Il peut être difficile de faire en sorte que des investissements allient performance financière et prise en compte des problèmes liés au changement climatique. Comment les investisseurs en obligations souveraines peuvent-ils intégrer les risques d’investissements croissants ? Comment peuvent-ils quantifier ces risques et mettre en œuvre les protections appropriées ? Et qu’en est-il du dialogue avec les émetteurs souverains ?
Des risques croissants
Les risques liés au climat et à la biodiversité affectent de plus en plus la solvabilité des émetteurs souverains. Sur la durée de vie d’une obligation à 30 ans, l’augmentation des températures pourrait entraîner des risques, certains connus, d’autres non. Les phénomènes météorologiques imprévisibles et les événements extrêmes peuvent modifier les profils de risque des portefeuilles investis en emprunts d’État, traditionnellement stables.
Le Forum économique mondial estime que la perte de biodiversité menace la moitié du produit intérieur brut mondial, mettant en péril une valeur économique considérable en raison de la dépendance des entreprises à l’égard de la nature.
Classement des performances et des risques ESG des émetteurs souverains
Les gérants d’obligations souveraines analysent depuis longtemps déjà les risques liés à la gouvernance.
Pour quantifier les autres critères ESG — à savoir, outre la gouvernance, les facteurs environnementaux et sociaux — nous avons mis au point un cadre d’analyse permettant d’évaluer 109 pays développés et émergents.
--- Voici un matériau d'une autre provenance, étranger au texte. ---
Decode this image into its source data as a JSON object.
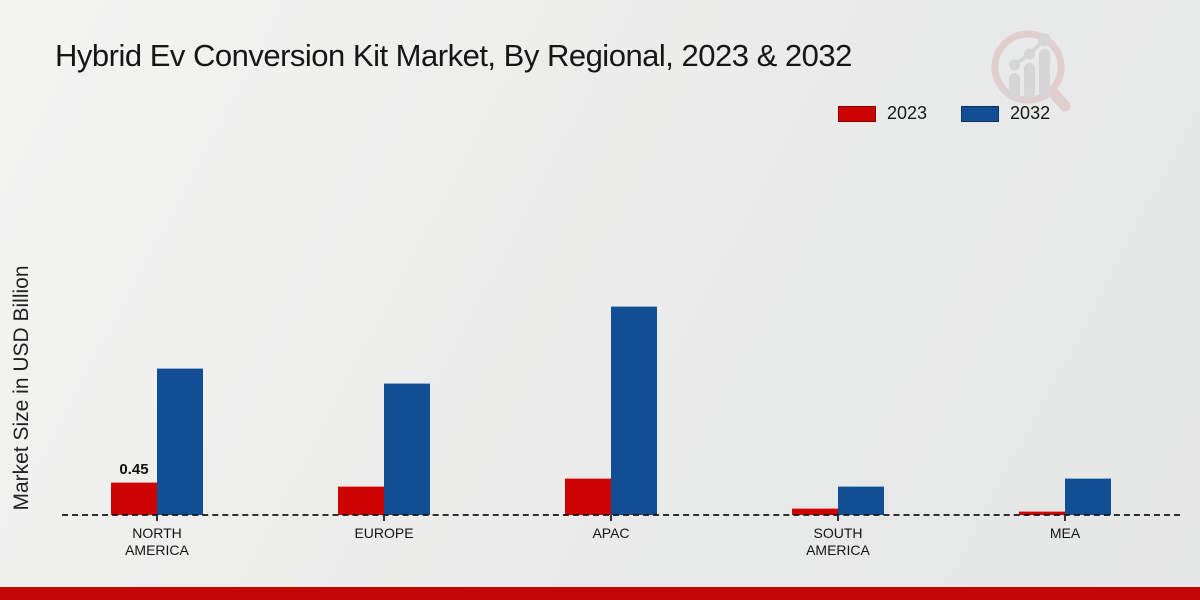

Ce cadre tient notamment compte des infrastructures énergétiques, de la disponibilité de l’eau, des efforts déployés pour atténuer les effets du changement climatique et de l’exposition aux risques physiques liés au climat.
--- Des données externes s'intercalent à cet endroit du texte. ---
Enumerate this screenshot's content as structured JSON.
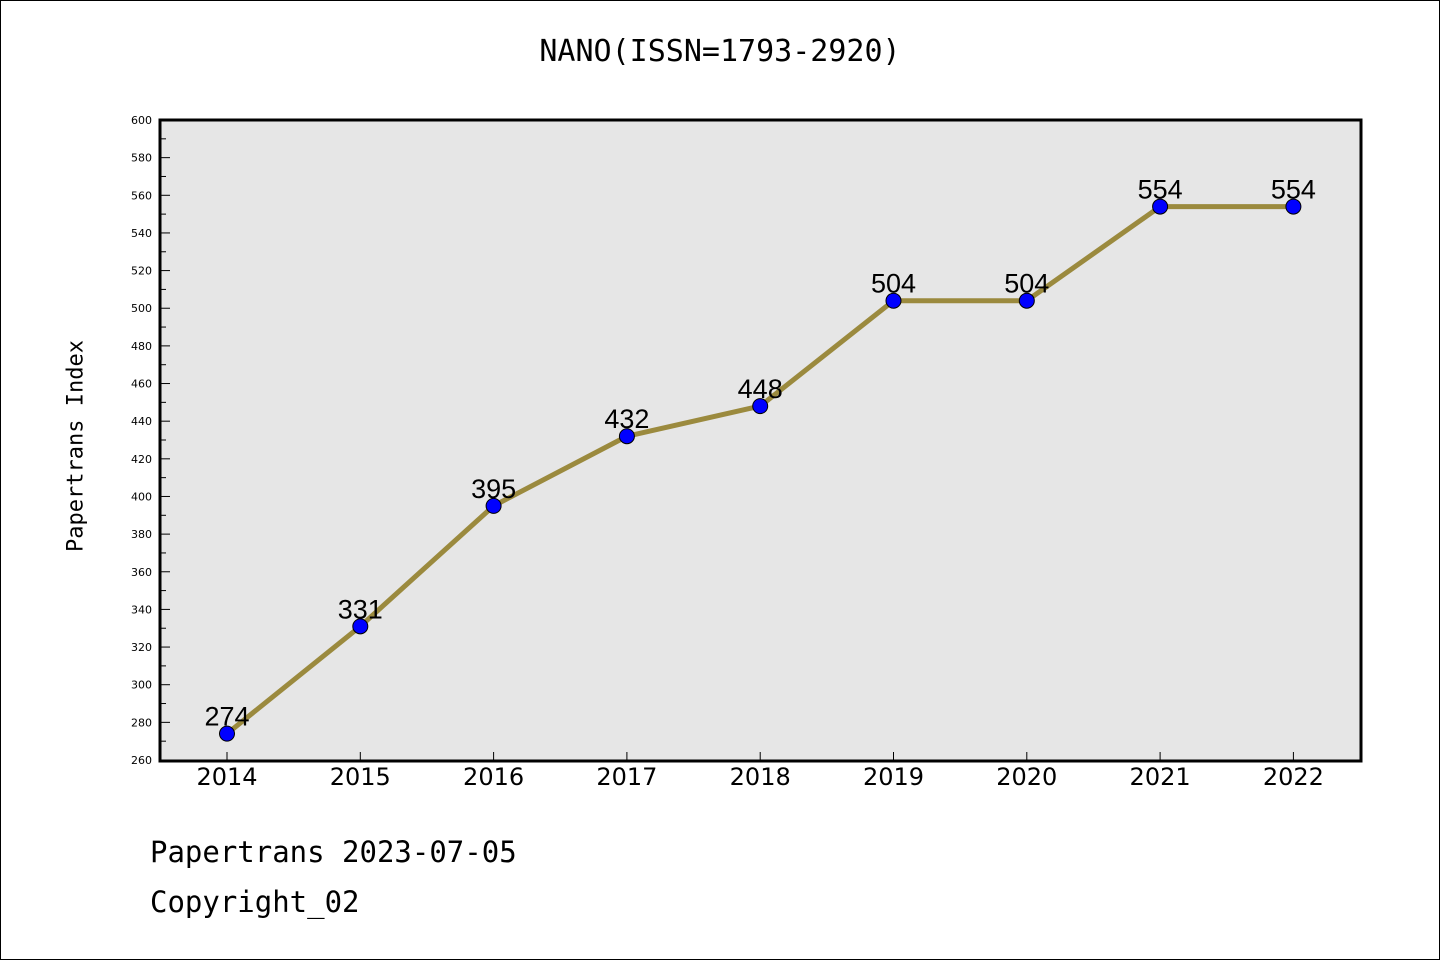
{
  "chart_data": {
    "type": "line",
    "title": "NANO(ISSN=1793-2920)",
    "xlabel": "",
    "ylabel": "Papertrans Index",
    "categories": [
      "2014",
      "2015",
      "2016",
      "2017",
      "2018",
      "2019",
      "2020",
      "2021",
      "2022"
    ],
    "series": [
      {
        "values": [
          274,
          331,
          395,
          432,
          448,
          504,
          504,
          554,
          554
        ],
        "line_color": "#9b8a3e",
        "marker_color": "#0000ff"
      }
    ],
    "ylim": [
      260,
      600
    ],
    "yticks": [
      "260",
      "280",
      "300",
      "320",
      "340",
      "360",
      "380",
      "400",
      "420",
      "440",
      "460",
      "480",
      "500",
      "520",
      "540",
      "560",
      "580",
      "600"
    ],
    "grid": false,
    "legend": "none",
    "plot_background": "#e6e6e6"
  },
  "footer": {
    "line1": "Papertrans 2023-07-05",
    "line2": "Copyright_02"
  }
}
Une seule réponse : les obligations vertes
Les obligations vertes sont selon nous essentielles pour financer la transition vers une économie mondiale durable. Elles permettent de financer des projets qui ont un impact positif sur l’environnement, tels que la production d’énergie renouvelable, les transports économes en énergie, les bâtiments écologiques et la gestion durable des ressources.
Les gouvernements émettent de plus en plus d’obligations vertes (voir graphique 1) : 35 États souverains ont émis des obligations vertes en 2023 ; 17 étaient des pays développés et 18 des pays émergents. Parmi ces 35 pays, 7 émettaient leur première obligation verte.
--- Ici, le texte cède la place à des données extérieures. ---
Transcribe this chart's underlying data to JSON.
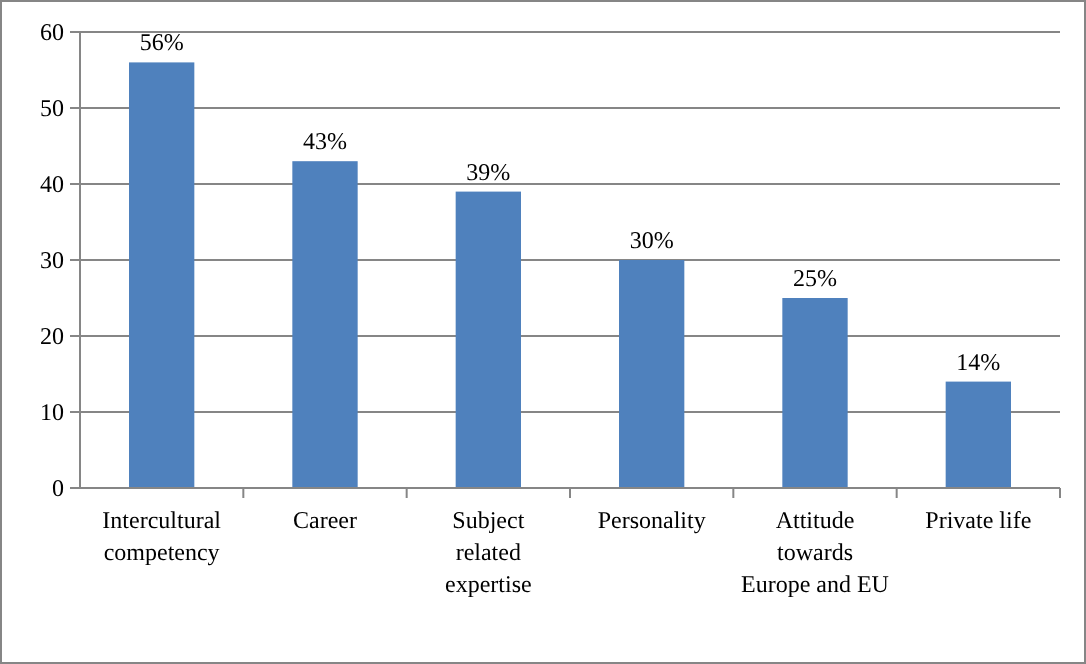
{
  "chart_data": {
    "type": "bar",
    "categories": [
      "Intercultural competency",
      "Career",
      "Subject related expertise",
      "Personality",
      "Attitude towards Europe and EU",
      "Private life"
    ],
    "values": [
      56,
      43,
      39,
      30,
      25,
      14
    ],
    "value_labels": [
      "56%",
      "43%",
      "39%",
      "30%",
      "25%",
      "14%"
    ],
    "color": "#4f81bd",
    "ylim": [
      0,
      60
    ],
    "yticks": [
      0,
      10,
      20,
      30,
      40,
      50,
      60
    ],
    "grid": "y"
  }
}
À mesure que ces émissions se multiplient, les outils pour les évaluer se développent également, tant au niveau de la gestion d’actifs qu’au niveau réglementaire.
La norme de l’Union européenne sur les obligations vertes (EUGBS, pour European Union Green Bonds Standard), qui entrera en vigueur à la fin de l’année 2024, renforcera considérablement les exigences en matière d’information et de transparence. Cette norme exigera ainsi qu’au moins 85 % des activités économiques financées par une obligation verte s’alignent sur la taxonomie de l’UE pour les activités durables.
La puissance de l’engagement
Selon nous, l’engagement direct avec les émetteurs souverains d’obligations est un des outils les plus puissants pour comprendre les risques climatiques et catalyser les mesures à prendre.
Nous dialoguons régulièrement et activement avec les régulateurs et les émetteurs souverains sur les politiques environnementales et avec les agences d’emprunt sur les structures des obligations individuelles.
Nous estimons que ce dialogue permet de veiller à ce que les fonds levés soient mis en œuvre de manière efficace et à obtenir un suivi et des rapports réguliers sur les performances environnementales. Cette démarche devrait contribuer à remédier aux problèmes de greenwashing.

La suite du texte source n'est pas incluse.